Board Turnover Means Low Engagement

Turnover on the board is another issue. Just as the organization is trying to get everything organized, several board members leave. That means starting from scratch again to build the board. When you have a large board, it’s less of an issue; but for small boards, this can be devastating. Keeping members engaged and excited about the organization’s mission and purpose, and making sure each understands how they can contribute to further those become critical to reducing board turnover.
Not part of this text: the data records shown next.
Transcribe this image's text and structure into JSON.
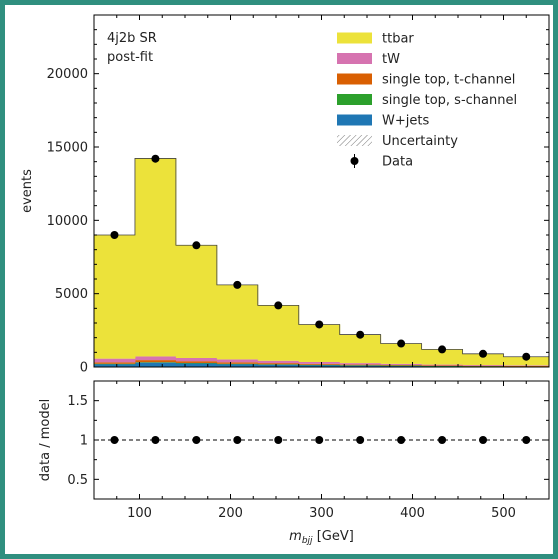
{
  "chart_data": {
    "type": "bar",
    "upper": {
      "annotation": [
        "4j2b SR",
        "post-fit"
      ],
      "ylabel": "events",
      "ylim": [
        0,
        24000
      ],
      "xlim": [
        50,
        550
      ],
      "yticks": [
        0,
        5000,
        10000,
        15000,
        20000
      ],
      "bin_edges": [
        50,
        95,
        140,
        185,
        230,
        275,
        320,
        365,
        410,
        455,
        500,
        550
      ],
      "stack": [
        {
          "name": "W+jets",
          "color": "#1f77b4",
          "values": [
            200,
            300,
            250,
            200,
            170,
            140,
            110,
            90,
            70,
            60,
            50
          ]
        },
        {
          "name": "single top, s-channel",
          "color": "#2ca02c",
          "values": [
            20,
            30,
            25,
            20,
            15,
            12,
            10,
            8,
            6,
            5,
            4
          ]
        },
        {
          "name": "single top, t-channel",
          "color": "#d95f02",
          "values": [
            100,
            140,
            120,
            100,
            80,
            60,
            45,
            35,
            28,
            22,
            18
          ]
        },
        {
          "name": "tW",
          "color": "#d673b0",
          "values": [
            250,
            250,
            220,
            200,
            160,
            130,
            100,
            80,
            60,
            50,
            40
          ]
        },
        {
          "name": "ttbar",
          "color": "#ece23a",
          "values": [
            8430,
            13500,
            7685,
            5080,
            3775,
            2558,
            1945,
            1387,
            1036,
            763,
            588
          ]
        }
      ],
      "data": {
        "name": "Data",
        "x": [
          72.5,
          117.5,
          162.5,
          207.5,
          252.5,
          297.5,
          342.5,
          387.5,
          432.5,
          477.5,
          525
        ],
        "y": [
          9000,
          14200,
          8300,
          5600,
          4200,
          2900,
          2200,
          1600,
          1200,
          900,
          700
        ]
      },
      "uncertainty_label": "Uncertainty",
      "legend_order": [
        "ttbar",
        "tW",
        "single top, t-channel",
        "single top, s-channel",
        "W+jets",
        "Uncertainty",
        "Data"
      ]
    },
    "lower": {
      "ylabel": "data / model",
      "ylim": [
        0.25,
        1.75
      ],
      "yticks": [
        0.5,
        1,
        1.5
      ],
      "ratio": [
        1,
        1,
        1,
        1,
        1,
        1,
        1,
        1,
        1,
        1,
        1
      ]
    },
    "xlabel_main": "m",
    "xlabel_sub": "bjj",
    "xlabel_unit": " [GeV]",
    "xticks": [
      100,
      200,
      300,
      400,
      500
    ]
  }
}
Getting the right people on the board who are willing to commit for at least one year, to recruit their replacement, and also do the hands-on work needed, is critical for smaller organizations. It’s easy to try to just fill seats, but if you can’t get people to show up, it becomes frustrating and more work for those who do. The organization just can’t move forward.

Here are 7 tips for ensuring you get the right people on board and getting organized:

  1. Identify the skill sets you need. Before you ask someone to join the board, carefully evaluate what skills you need. At minimum, an organization needs someone skilled at finances and accounting (treasurer position), a marketing person, an organized leader (perhaps to take the role of president or vice president), and someone skilled at digital marketing to handle email communications, website updates, and social media promotion. A fund raiser who is skilled at asking for donations and managing grant writers. A Board Secretary to document the activities and decisions made by the board.
  2. Look for a cross section of ages, talents, and experience. You want people on the board who span the ages from late 20s to 70s. This way you get the different generational perspectives. You also want people with differing levels of experience and talents so you can match the needs to their skill sets, interests and professions.
  3. Ask board members to choose the areas they want to support. Not everyone is good with numbers or comfortable updating websites. Make sure each board member has the opportunity to contribute according to their preferred skillsets. You will get better engagement because they will be doing what they like, not just what needs to be done.
  4. Interview candidates beforehand. Have two people interview prospective candidates and write up reports on the results. This gives you two perspectives when presenting the candidates to the rest of the board. Have a frank discussion at a board meeting about the candidates before you invite them to join the board. Make sure you have consensus first so when they do show up for the formal board meeting and induction, it’s mostly a formality. You will have done your homework ahead of time.
  5. Follow the Bylaws. Keep the Bylaws updated, and make sure everyone understands their contents. When members don’t show up for the minimum number of required meetings as stated in the Bylaws, invite them to leave the board. This is becoming more and more critical with increased oversight of non-profits by US Federal regulators.
  6. Establish an Executive Committee. Even if your board is small (fewer than 9 people), you can set up an Executive Committee, perhaps 3-4 people. This committee acts on behalf of the board and enables the organization to get business done and move the organization forward even when a quorum is not present. Your Bylaws will dictate the extent of authority this committee has. It’s essential in order to do business – especially if your board meetings are not satisfying quorum requirements.
  7. Create a calendar of regular board meetings one year in advance. By doing this, there’s no excuse about not knowing about the board meeting. Schedule the board meetings and get them on a calendar that is shared with everyone. They don’t need to be monthly; they just need to be on the calendar and communicated to all.

Hopefully, these will provide smaller organizations some structure to follow to help them build their boards more successfully and grow their organizations.